I spent many an evening as a child watching the Peanuts gang in one of their famous holiday specials. I looked in my backyard for The Great Pumpkin at Halloween, and I often times decorated my very own Charlie Brown Christmas tree at Christmastime. Obviously, I was not alone in my enjoyment of these cartoons, as the very same shows are aired even now, during the appropriate time of year.
The popularity of these cartoons has not escaped the attention of the estate of Charles Schultz, either. In an attempt to…keep a good thing going, the Peanuts gang is back in an all new special, Lucy Must Be Traded, Charlie Brown. Often times, any effort to capture the magic of a classic in an all-new feature fails miserably, but thank goodness that is not the case here. This special is just as much fun as the originals were, complete with the determined spirit of underachieving Chuck, the cruel nature of loudmouth Lucy, and the mannish (dare I say homosexual?) tendencies of Marci.
There are in fact three different baseball-themed episodes on this disc, though two of them are billed as extras. I feel that calling these episodes special features is a bit of a cheat, however, so as far as I am concerned, I am considering this a three episode, baseball themed disc.
I will say, however, that the feature cartoon is by far the best one of the three. The writers chose to utilize many tried and true jokes from the past, making this a safe bet for comic entertainment. The second episode is a classic from 1968. While the quality of the audio and animation are not so great, the jokes and the story are fun, and an important piece of animation history.
The third episode, however, is just plain bad. This 1993 production appeared dated even when it was new, as the score strayed from the traditional jazz into an odd 1980’s synth-based backing track. What’s worse, the gang includes a black character which shows up just long enough to perform a horrible rap song about how the peanuts gang is going to beat the opposing team. This episode is simply dreadful, and the disc would have been better if it were not even included.
This unfortunate and embarrassing mistake aside, Lucy Must Be Traded, Charlie Brown is a great disc for kids and parents alike. It’s fun to see how the gang has evolved over the years, as animation technology advanced (and voice talent was repeatedly replaced). For me, this disc was an enjoyable little trip down memory lane.

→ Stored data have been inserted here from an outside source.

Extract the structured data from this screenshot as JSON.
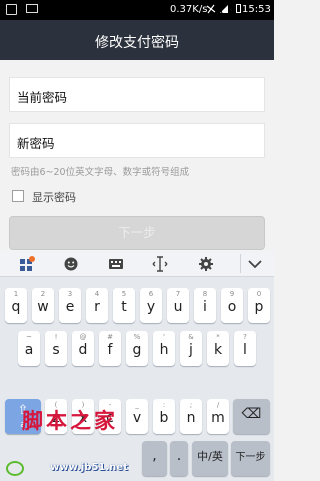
{
  "status_bar": {
    "speed": "0.37K/s",
    "time": "15:53",
    "icons": [
      "notification-icon",
      "screenshot-icon",
      "mute-icon",
      "signal-icon",
      "battery-icon"
    ]
  },
  "title_bar": {
    "title": "修改支付密码"
  },
  "form": {
    "current_password_label": "当前密码",
    "new_password_label": "新密码",
    "hint": "密码由6~20位英文字母、数字或符号组成",
    "show_password_label": "显示密码",
    "show_password_checked": false,
    "next_button_label": "下一步"
  },
  "keyboard": {
    "toolbar_icons": [
      "grid-icon",
      "emoji-icon",
      "keyboard-icon",
      "cursor-icon",
      "settings-icon",
      "collapse-icon"
    ],
    "row1": [
      {
        "main": "q",
        "sub": "1"
      },
      {
        "main": "w",
        "sub": "2"
      },
      {
        "main": "e",
        "sub": "3"
      },
      {
        "main": "r",
        "sub": "4"
      },
      {
        "main": "t",
        "sub": "5"
      },
      {
        "main": "y",
        "sub": "6"
      },
      {
        "main": "u",
        "sub": "7"
      },
      {
        "main": "i",
        "sub": "8"
      },
      {
        "main": "o",
        "sub": "9"
      },
      {
        "main": "p",
        "sub": "0"
      }
    ],
    "row2": [
      {
        "main": "a",
        "sub": "~"
      },
      {
        "main": "s",
        "sub": "!"
      },
      {
        "main": "d",
        "sub": "@"
      },
      {
        "main": "f",
        "sub": "#"
      },
      {
        "main": "g",
        "sub": "%"
      },
      {
        "main": "h",
        "sub": "'"
      },
      {
        "main": "j",
        "sub": "&"
      },
      {
        "main": "k",
        "sub": "*"
      },
      {
        "main": "l",
        "sub": "?"
      }
    ],
    "row3": [
      {
        "main": "z",
        "sub": "("
      },
      {
        "main": "x",
        "sub": ")"
      },
      {
        "main": "c",
        "sub": "-"
      },
      {
        "main": "v",
        "sub": "_"
      },
      {
        "main": "b",
        "sub": ":"
      },
      {
        "main": "n",
        "sub": ";"
      },
      {
        "main": "m",
        "sub": "/"
      }
    ],
    "shift": {
      "main": "⇧",
      "sub": "a"
    },
    "backspace": "⌫",
    "bottom": {
      "comma": ",",
      "period": ".",
      "lang": "中/英",
      "next": "下一步"
    }
  },
  "watermark": {
    "text": "脚本之家",
    "url": "www.jb51.net"
  }
}
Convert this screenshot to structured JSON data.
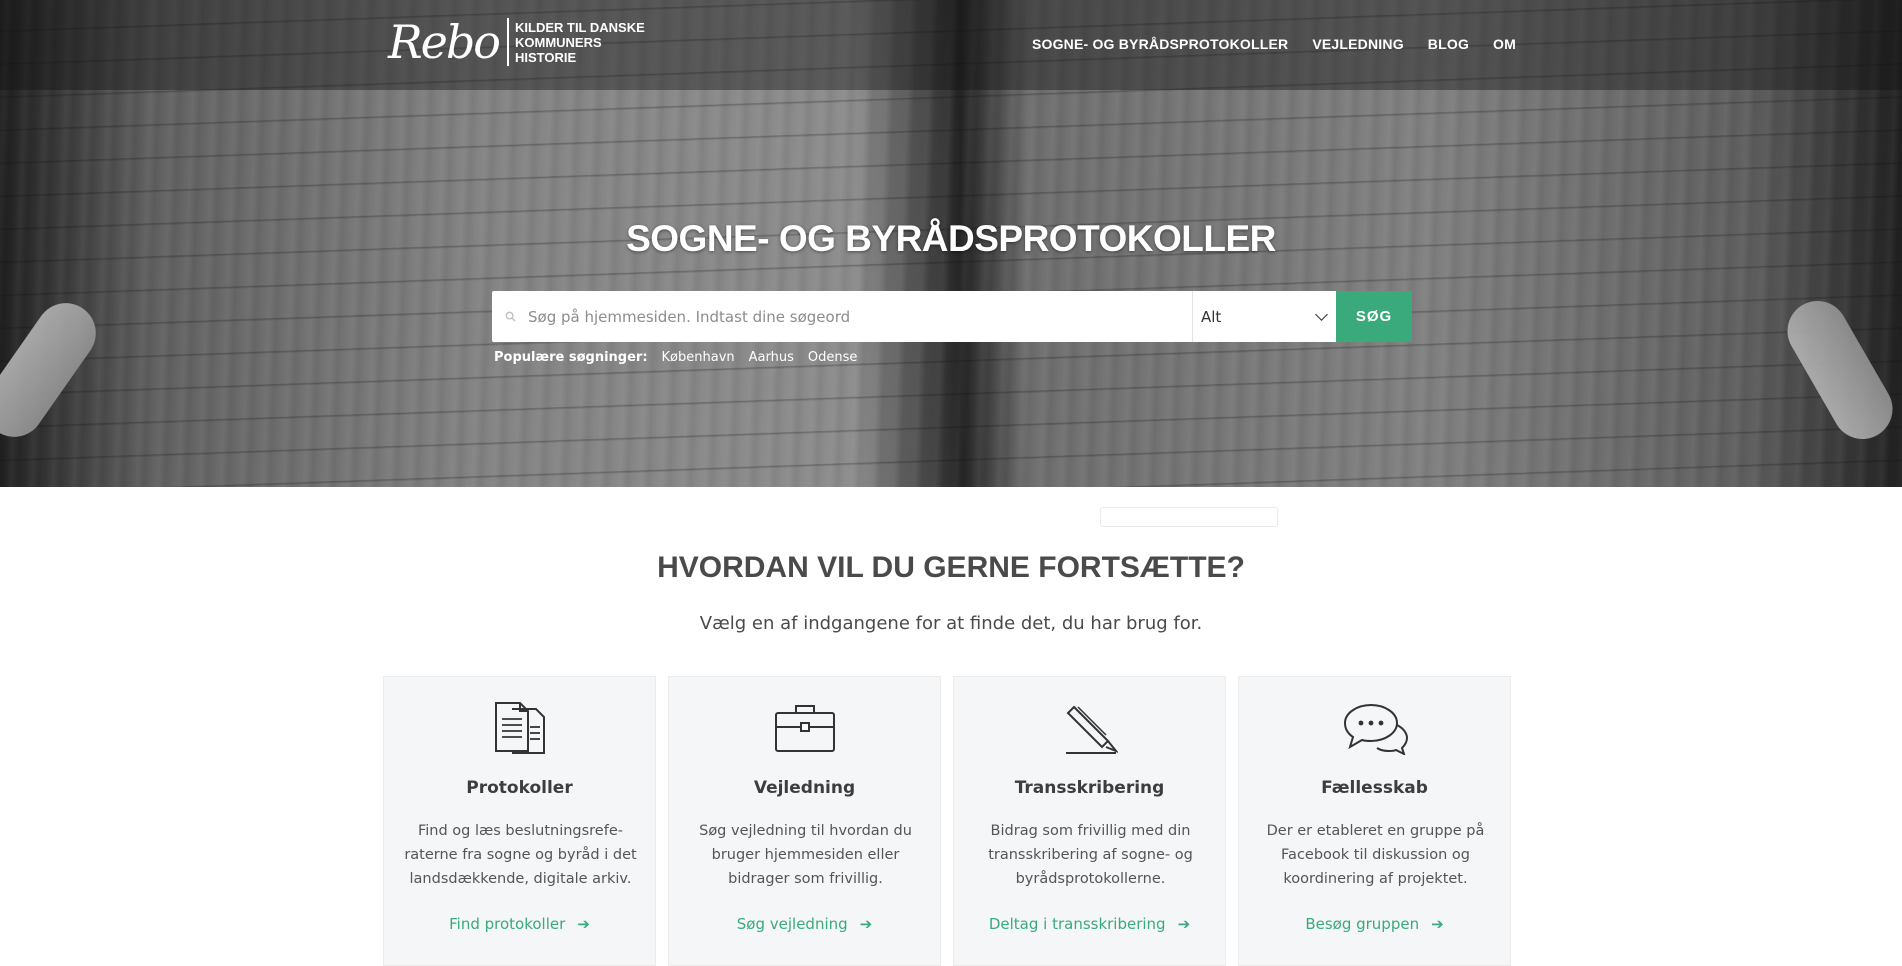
{
  "header": {
    "logo_script": "Rebo",
    "logo_lines": [
      "KILDER TIL DANSKE",
      "KOMMUNERS",
      "HISTORIE"
    ],
    "nav": [
      "SOGNE- OG BYRÅDSPROTOKOLLER",
      "VEJLEDNING",
      "BLOG",
      "OM"
    ]
  },
  "hero": {
    "title": "SOGNE- OG BYRÅDSPROTOKOLLER",
    "search_placeholder": "Søg på hjemmesiden. Indtast dine søgeord",
    "select_value": "Alt",
    "search_button": "SØG",
    "popular_label": "Populære søgninger:",
    "popular": [
      "København",
      "Aarhus",
      "Odense"
    ]
  },
  "main": {
    "title": "HVORDAN VIL DU GERNE FORTSÆTTE?",
    "subtitle": "Vælg en af indgangene for at finde det, du har brug for.",
    "cards": [
      {
        "icon": "document-icon",
        "title": "Protokoller",
        "text": "Find og læs beslutningsrefe-raterne fra sogne og byråd i det landsdækkende, digitale arkiv.",
        "link": "Find protokoller"
      },
      {
        "icon": "briefcase-icon",
        "title": "Vejledning",
        "text": "Søg vejledning til hvordan du bruger hjemmesiden eller bidrager som frivillig.",
        "link": "Søg vejledning"
      },
      {
        "icon": "pencil-icon",
        "title": "Transskribering",
        "text": "Bidrag som frivillig med din transskribering af sogne- og byrådsprotokollerne.",
        "link": "Deltag i transskribering"
      },
      {
        "icon": "chat-icon",
        "title": "Fællesskab",
        "text": "Der er etableret en gruppe på Facebook til diskussion og koordinering af projektet.",
        "link": "Besøg gruppen"
      }
    ]
  },
  "colors": {
    "accent": "#3aaa7c",
    "text": "#4a4a4a"
  }
}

As would be expected, the audio quality on this disc varies by episode. The new episode has the best soundtrack, as dialog comes through crisp and clear. Furthermore, the track has some nice low end that helps to fill out Frank Guaraldi’s wonderful score, while not overpowering the dialog. The Dolby Digital 2.0 track is a perfectly acceptable format for a title such as this one.
The second episode has much harsher sound effects, though the score still sounds nice. If the soundtrack to the first episode was on CD, this one would be on vinyl. The track is a bit dusty, but it has a warmth to it that is rarely heard on modern discs.
As luck would have it, the third episode has the most dynamic track of all when it comes to music. Unfortunately, this is also the one with the worst score. All things considered, the feature episode carries the best audio offering, hands down.
As goes the audio, so goes the video. Upon insertion of the disc, I was surprised to see such a clean transfer present on the first episode of the collection. I was prepared for the same quality as is present on the classic holiday episodes that run on the networks every year. Instead, I was treated to a picture that was more detailed than I have ever seen a Peanuts episode look, yet it still had the simple feel of the originals. This is much the same as the difference between the first season of South Park and the newer episodes. The overall feel is the same, but the quality is much improved.
The only problem that I had with the new style is that on one occasion, a digital zoom was utilized to break up a scene, instead of painting in a new angle. As a result, the zoom is blurry and a bit pixilated. Thankfully, this only happened the one time.
Both of the other episodes have some color problems, especially the 1968 episode. Not only are the hues not what they should be, but they are inconsistent from shot to shot. Animation is also much more basic on these episodes, although that doesn’t really bother me, since the episodes are so much older. The third episode also has a few blemishes on the negative, though it is nothing major.
As I said earlier, Paramount has two of the three episodes on this disc listed as extras, though I feel that doing so unfairly pads the number of extras on the disc. As a result, I am considering the three episodes all part of the feature. The only other extras on this disc are some trailers for a couple of animated features, and a commercial for various Nick Jr. products on DVD. Someday, I would love to see the inclusion of some “Making-Of…” footage for these cartoons, showing the animation process, as well as the recording of the voiceovers. Until then, it looks like it’s just going to be episode-only discs for the consumer.
The holiday episodes have a special place in my heart, because I have a nostalgic investment in them. These new episodes don’t carry that same weight with them, but they are still pretty good in their own right. Lost of jokes for kids, and a few for adults, ensure that this title will make its way into many homes in the future. In a time when many children’s cartoons are filled with material that parents often-times don’t approve of, it’s nice to see the non-threatening Peanuts gang is still showing up in new episodes on occasion.